$3.4 million restoration returns resplendent historical building to prominence
Poloncarz, officials celebrate extensive renovations to 140-year old structure
Erie County Executive Mark C. Poloncarz was joined Tuesday by Erie County Legislator Joseph Lorigo (10th district), Commissioner of the Department of Public Works John Loffredo, and residents to officially "turn on the lights" and celebrate renovations at the restored Old Erie County Hall at 92 Franklin St., Buffalo.
Constructed at the corner of Franklin and Church streets from 1872-75, the historic edifice officially opened to the public in March 1876 and held offices for both Erie County and the City of Buffalo until 1932, when city offices moved to the recently completed City Hall. A three-year, $3.4 million restoration project was recently completed at Old County Hall and included masonry repointing, removal and replacement of copper gutters, refurbishment of the iconic clock tower and repairs to structural steel supports, among other improvements.
"The restoration of Old County Hall restores the glory to a public building that has been at the center of life in Erie County for nearly a century and a half. This hall is a proud testament to the vision and hard work of our forefathers, who understood the promise and potential of what Erie County and Buffalo could attain and constructed their city center to reflect that promise," Erie County Executive Mark C. Poloncarz said. "This investment embraces their vision and returns this historical building to its rightful place of prominence in our community, a beautifully restored 140-year-old iconic architectural gem that is now stepping boldly into 2015 and beyond. I thank our partners for their cooperation in restoring this irreplaceable structure."
Begun in May 2012 and completed this fall, the restoration project encompassed the entire building and grounds. All existing masonry joints on the building were removed and repointed; caulk at all windows was removed and replaced with new sealant; all copper gutters were removed and replaced; and the copper standing roof seams and slate at all dormers on the building were removed and replaced. Additionally, the metal seam roof of the clock tower was removed and replaced along with repairs to structural steel supports in the tower; all existing wood windows in the building's upper level were removed and replaced with aluminum windows; existing flat metal roofs on the fourth floor of the tower were reroofed; a new concrete walkway was installed on the building's north side; existing exterior lighting was replaced with energy-efficient LED lights; and new landscaping was installed. The building also was power-washed to clean the granite exterior without damaging it, as sandblasting would have done. In addition, the clock tower has been completely refurbished and is now functional for the first time in years, with a lighted face and computer-assisted timekeeping mechanism.
Loffredo said, "The restoration of this historic building was a painstaking process that involved a lot of cooperation between our department and the contractors who helped make this project a success. Old County Hall now looks great and will be a beacon downtown for years to come."

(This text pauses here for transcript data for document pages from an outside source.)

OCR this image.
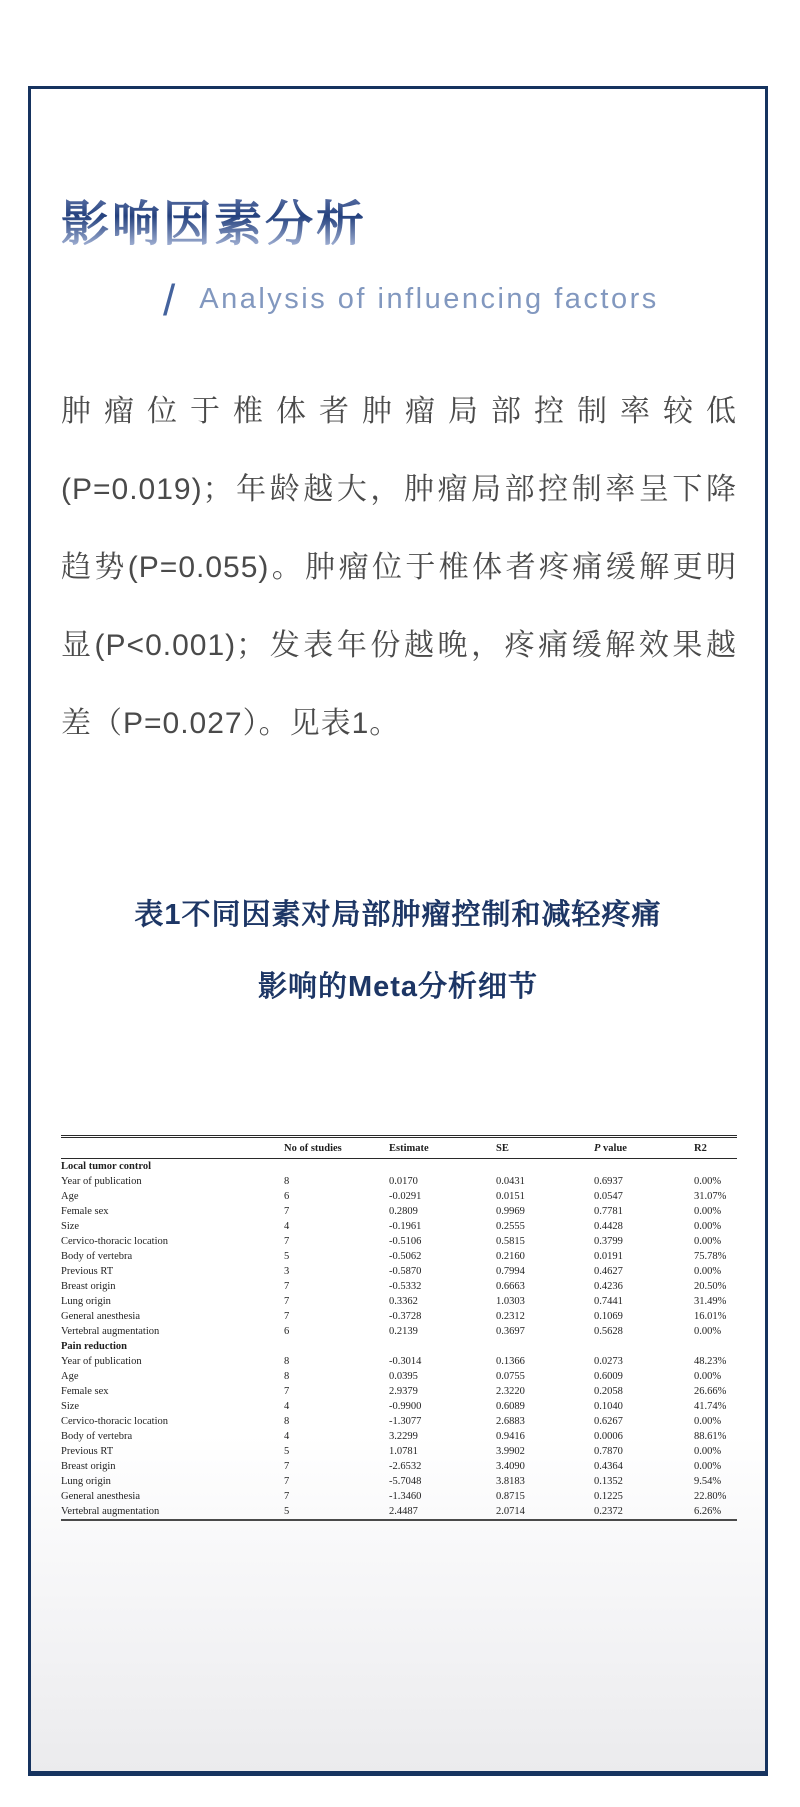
影响因素分析
/ Analysis of influencing factors
肿瘤位于椎体者肿瘤局部控制率较低
(P=0.019)；年龄越大，肿瘤局部控制率呈下降
趋势(P=0.055)。肿瘤位于椎体者疼痛缓解更明
显(P<0.001)；发表年份越晚，疼痛缓解效果越
差（P=0.027）。见表1。
表1不同因素对局部肿瘤控制和减轻疼痛
影响的Meta分析细节
	No of studies	Estimate	SE	P value	R2
Local tumor control					
Year of publication	8	0.0170	0.0431	0.6937	0.00%
Age	6	-0.0291	0.0151	0.0547	31.07%
Female sex	7	0.2809	0.9969	0.7781	0.00%
Size	4	-0.1961	0.2555	0.4428	0.00%
Cervico-thoracic location	7	-0.5106	0.5815	0.3799	0.00%
Body of vertebra	5	-0.5062	0.2160	0.0191	75.78%
Previous RT	3	-0.5870	0.7994	0.4627	0.00%
Breast origin	7	-0.5332	0.6663	0.4236	20.50%
Lung origin	7	0.3362	1.0303	0.7441	31.49%
General anesthesia	7	-0.3728	0.2312	0.1069	16.01%
Vertebral augmentation	6	0.2139	0.3697	0.5628	0.00%
Pain reduction					
Year of publication	8	-0.3014	0.1366	0.0273	48.23%
Age	8	0.0395	0.0755	0.6009	0.00%
Female sex	7	2.9379	2.3220	0.2058	26.66%
Size	4	-0.9900	0.6089	0.1040	41.74%
Cervico-thoracic location	8	-1.3077	2.6883	0.6267	0.00%
Body of vertebra	4	3.2299	0.9416	0.0006	88.61%
Previous RT	5	1.0781	3.9902	0.7870	0.00%
Breast origin	7	-2.6532	3.4090	0.4364	0.00%
Lung origin	7	-5.7048	3.8183	0.1352	9.54%
General anesthesia	7	-1.3460	0.8715	0.1225	22.80%
Vertebral augmentation	5	2.4487	2.0714	0.2372	6.26%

The architect for the restoration project was Lauer Manguso and Associates. Masonry repair was completed by Lupini Construction. Roofing and sheet metal work was done by Weaver Metal and Roofing. Exterior lighting work was completed by Weydman Electric. The restoration project's landscape contractor was MER Services of WNY.
Architect Andrew J. Warner designed Old County Hall. The cornerstone was laid in the spring of 1872. Warner also served as the supervising architect during construction of the H.H. Richardson Complex at the Buffalo Psychiatric Center in 1870. Old County Hall was the tallest local building constructed in the 1870s, and stood as the tallest building in Buffalo until the construction of the Electric Tower in 1912. The building's architecture is in the Victorian Romanesque style, widely seen in the Gilded Age, and the building is on the National Register of Historic Places; the clock tower also originally held an observatory.
Grover Cleveland began his political career here, serving as Erie County sheriff and ultimately ascending to the U.S. presidency, where he became the only president to ever serve two nonconsecutive terms in office. A public wake for assassinated President McKinley drew more than 90,000 people to the site in during the Pan-American exposition in 1901. The spot where McKinley's body laid in state is preserved inside the hall.
Old Erie County Hall is now home to the offices of the Erie County Legislature, as well as county court offices.
The Central Tower figures, representing justice, mechanical arts, agriculture and commerce, were sculpted by Italian immigrant Giovanni F. Sala.